“The ESRB advised us that it has given The Elder Scrolls Online a Mature rating. While we may disagree with the ESRB’s determination, we do not plan to challenge the rating, and we are unwilling to change the game’s content to achieve a different rating. The game we have created is the one we want our fans to be able to play.
As a result of the ESRB rating, we are in the process of promptly updating everything with the required rating and age gates, including game trailers, web sites, and ads. Thanks for your understanding. We can’t wait to welcome players into The Elder Scrolls Online soon.” –ESO’s Facebook
As the above statement suggests, ESO now has a Mature rating in the United States and Canada. We don’t know what PEGI’s final decision will be but it leads to some interesting thoughts regardless.
We had wanted a Mature rating from the start quite honestly. It’s not that we wanted more gore, violence and strong language. Instead we simply didn’t want the developers over at ZOS to be limited by a Teen rating. When you have to do that, you start realizing that some great mechanics, features or graphics you had in mind cannot be fully implemented. This means the darker side of TES could not truly be represented and trust us, TES does have a darker side. Just think of all the times you’ve had to sacrifice people in not-to-subtle ways to gain favor with Daedric Princes.
Plus what do ratings really do for an MMO who always has to state “Online Interactions Not Rated by the ESRB?” This means that though the content may be Teen rated, entering general chat could expose yourself to pornographic conversations with adolescent males with too much time on their hands.
So what does this new-founded rating mean for ESO? For starters, ZOS will have a fun time correcting all of it’s past ratings in videos, trailers and posts. This also means that children below 18 will not be able to purchase this game in stores. This may potentially hurt sales numbers a bit until the kids are able to plead with their parents enough to purchase it for them. That said, I still feel that ZOS will find this to be a blessing and will take advantage of the situation.

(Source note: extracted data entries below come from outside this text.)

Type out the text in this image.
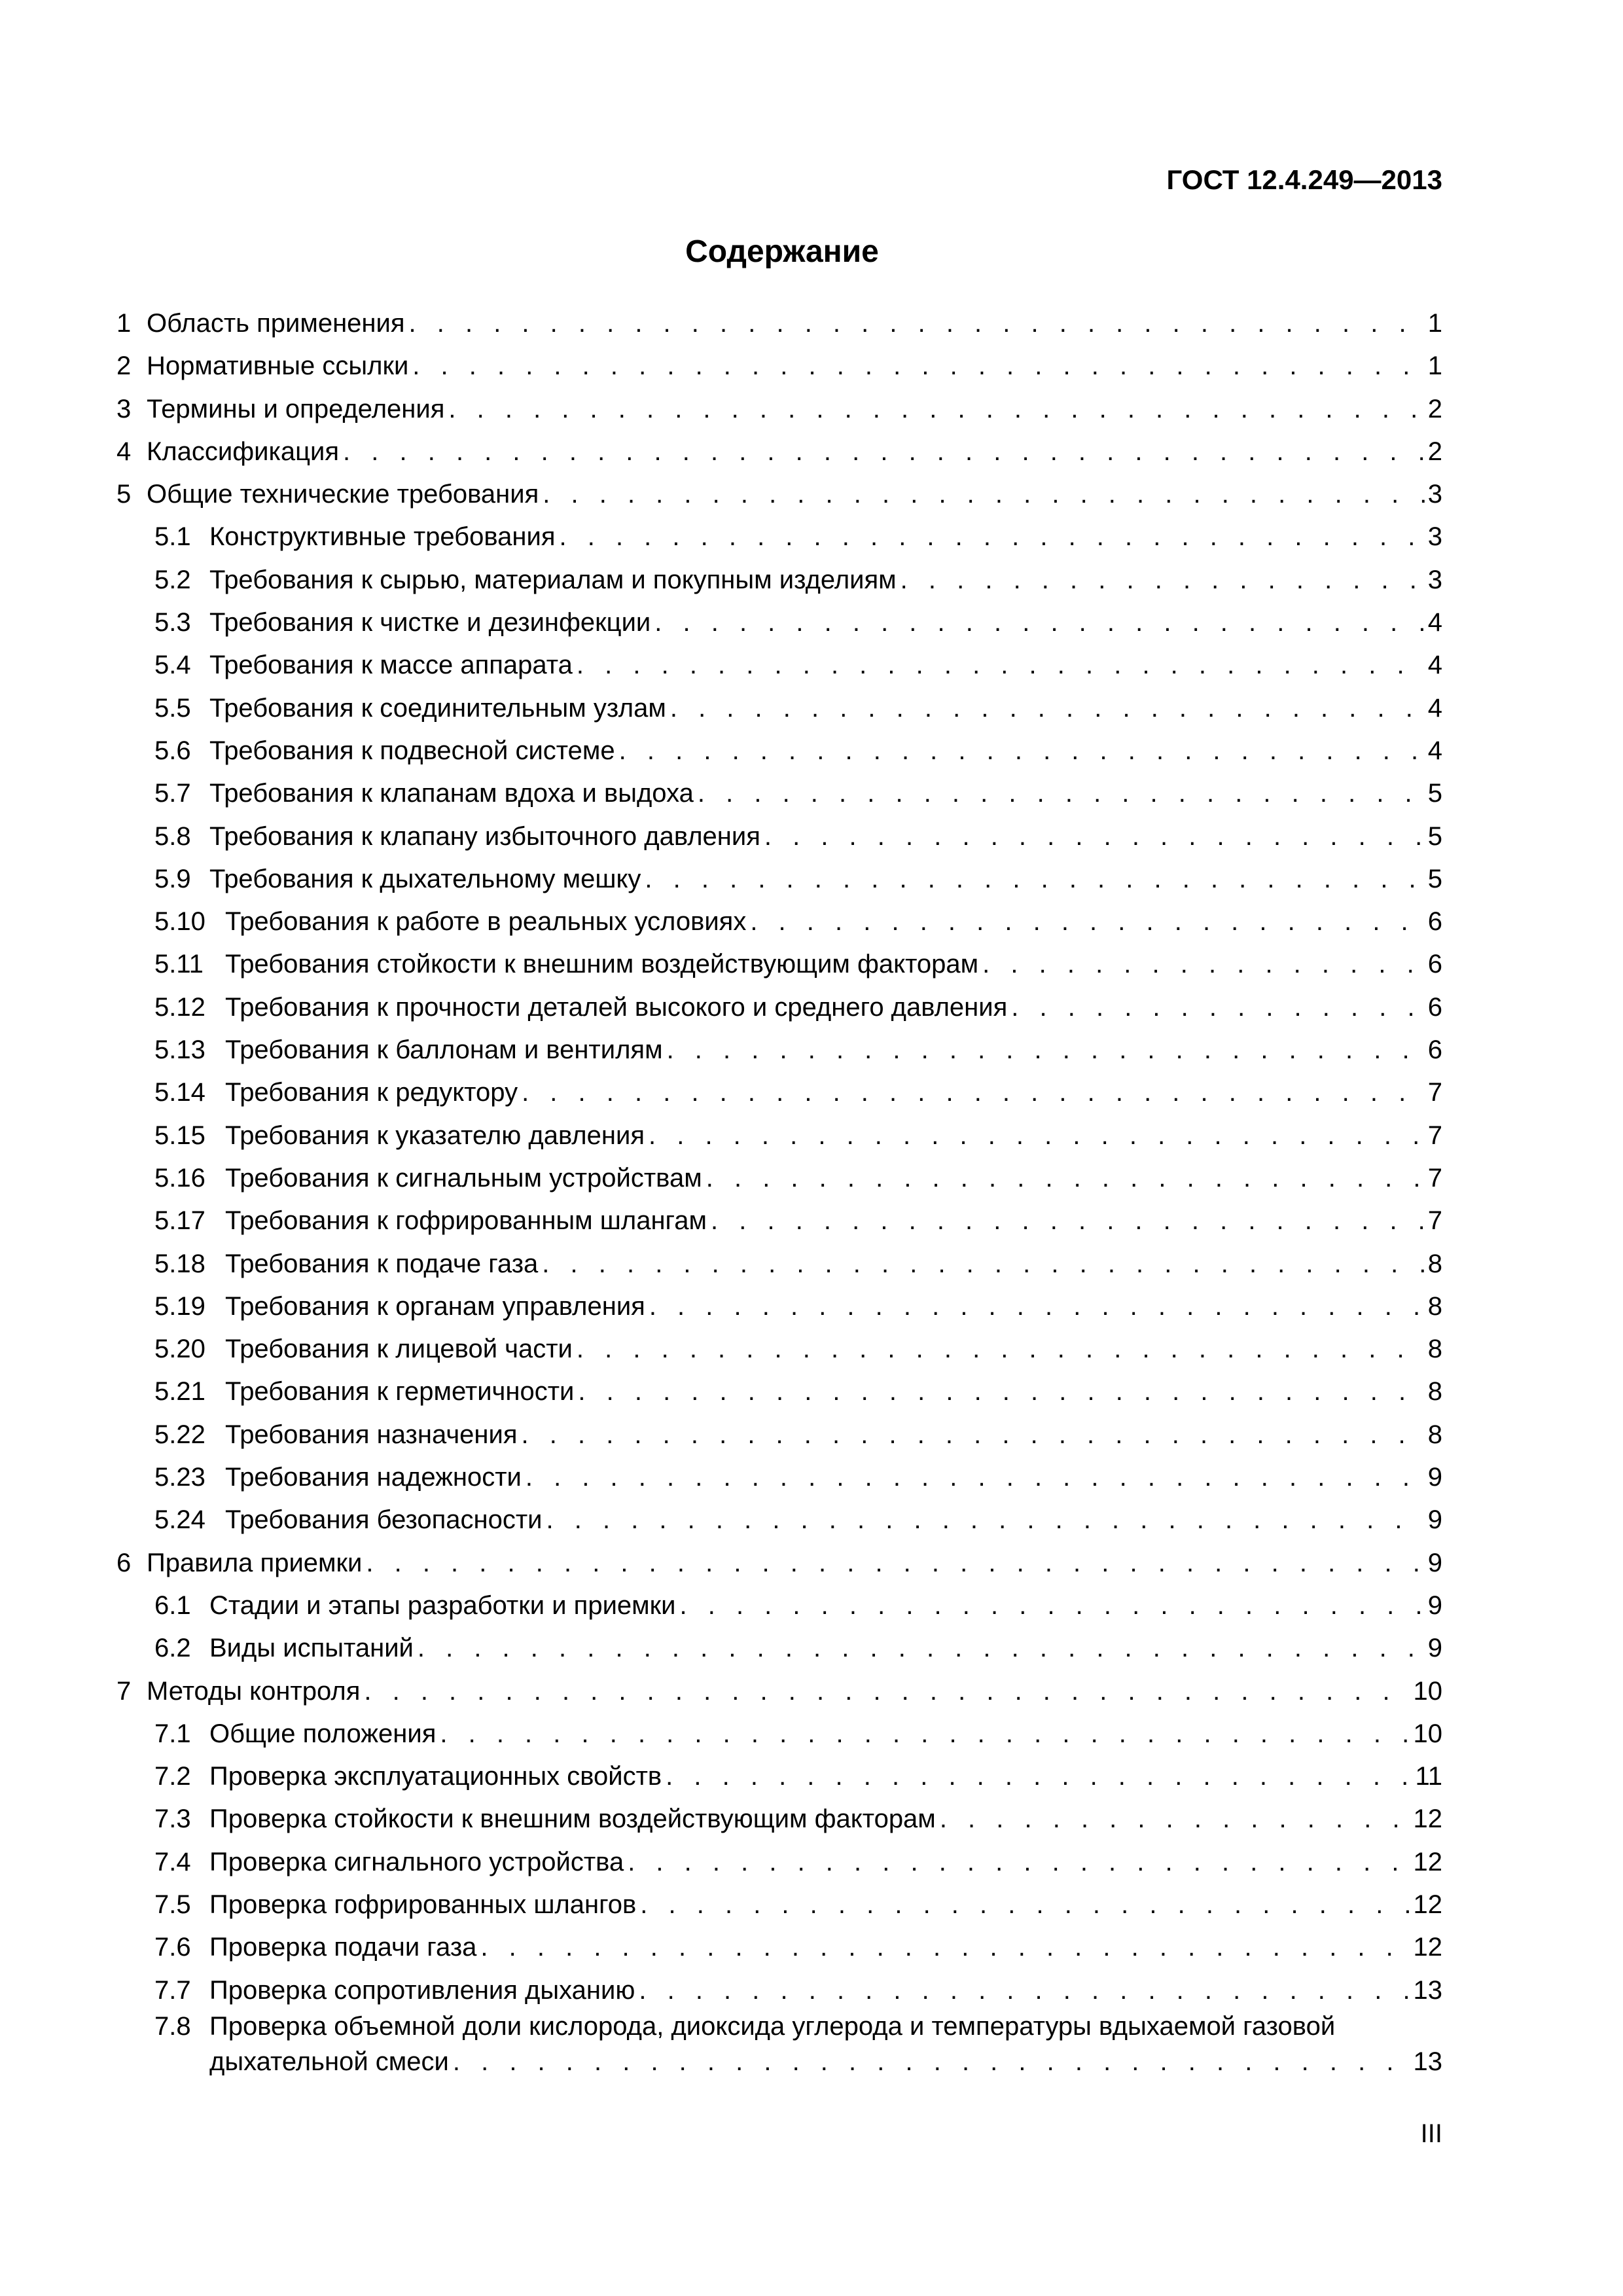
ГОСТ 12.4.249—2013
Содержание
1 Область применения . . .	1
2 Нормативные ссылки . . .	1
3 Термины и определения . . .	2
4 Классификация . . .	2
5 Общие технические требования . . .	3
5.1 Конструктивные требования . . .	3
5.2 Требования к сырью, материалам и покупным изделиям . . .	3
5.3 Требования к чистке и дезинфекции . . .	4
5.4 Требования к массе аппарата . . .	4
5.5 Требования к соединительным узлам . . .	4
5.6 Требования к подвесной системе . . .	4
5.7 Требования к клапанам вдоха и выдоха . . .	5
5.8 Требования к клапану избыточного давления . . .	5
5.9 Требования к дыхательному мешку . . .	5
5.10 Требования к работе в реальных условиях . . .	6
5.11 Требования стойкости к внешним воздействующим факторам . . .	6
5.12 Требования к прочности деталей высокого и среднего давления . . .	6
5.13 Требования к баллонам и вентилям . . .	6
5.14 Требования к редуктору . . .	7
5.15 Требования к указателю давления . . .	7
5.16 Требования к сигнальным устройствам . . .	7
5.17 Требования к гофрированным шлангам . . .	7
5.18 Требования к подаче газа . . .	8
5.19 Требования к органам управления . . .	8
5.20 Требования к лицевой части . . .	8
5.21 Требования к герметичности . . .	8
5.22 Требования назначения . . .	8
5.23 Требования надежности . . .	9
5.24 Требования безопасности . . .	9
6 Правила приемки . . .	9
6.1 Стадии и этапы разработки и приемки . . .	9
6.2 Виды испытаний . . .	9
7 Методы контроля . . .	10
7.1 Общие положения . . .	10
7.2 Проверка эксплуатационных свойств . . .	11
7.3 Проверка стойкости к внешним воздействующим факторам . . .	12
7.4 Проверка сигнального устройства . . .	12
7.5 Проверка гофрированных шлангов . . .	12
7.6 Проверка подачи газа . . .	12
7.7 Проверка сопротивления дыханию . . .	13
7.8 Проверка объемной доли кислорода, диоксида углерода и температуры вдыхаемой газовой
дыхательной смеси . . .	13
III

What situation you say? ZOS was probably cutting back on certain environmental effects and more adult situations and choices within the game to keep that Teen rating. Things like drug use, more blood and gore, loss of limbs and decapitation could not be introduced in this game previously. But now that ESO has this Mature rating, they can open the flood gates to changes, making the game closer to how they wished it to be. The Skooma drug den found in Dawnguard could now potentially be used in ESO to show stresses of the war. The decapitation perk in Skyrim can now be represented if you kill-strike a foe in a particular way. Even limbs could be lost when struck with a power attack from the side. Though you may find this unnecessary, you may find that this makes the combat more realistic and visceral.
The main point I’m trying to get across is that Zenimax can now break the shackles of the Teen rating and create more content without the worries of some committee’s restrictions. It may be too late to see any changes before launch or even any changes at all to the current content. But this means that future DLC-level patches can introduce more mature content that otherwise wouldn’t have been allowed. Just think how much better the Dark Brotherhood will be now that they can include severed heads and fingers like those found in Oblivion’s DB. The Dark Brotherhood alone makes this Mature rating the best ESO news of all, so hopefully ZOS will seize the moment.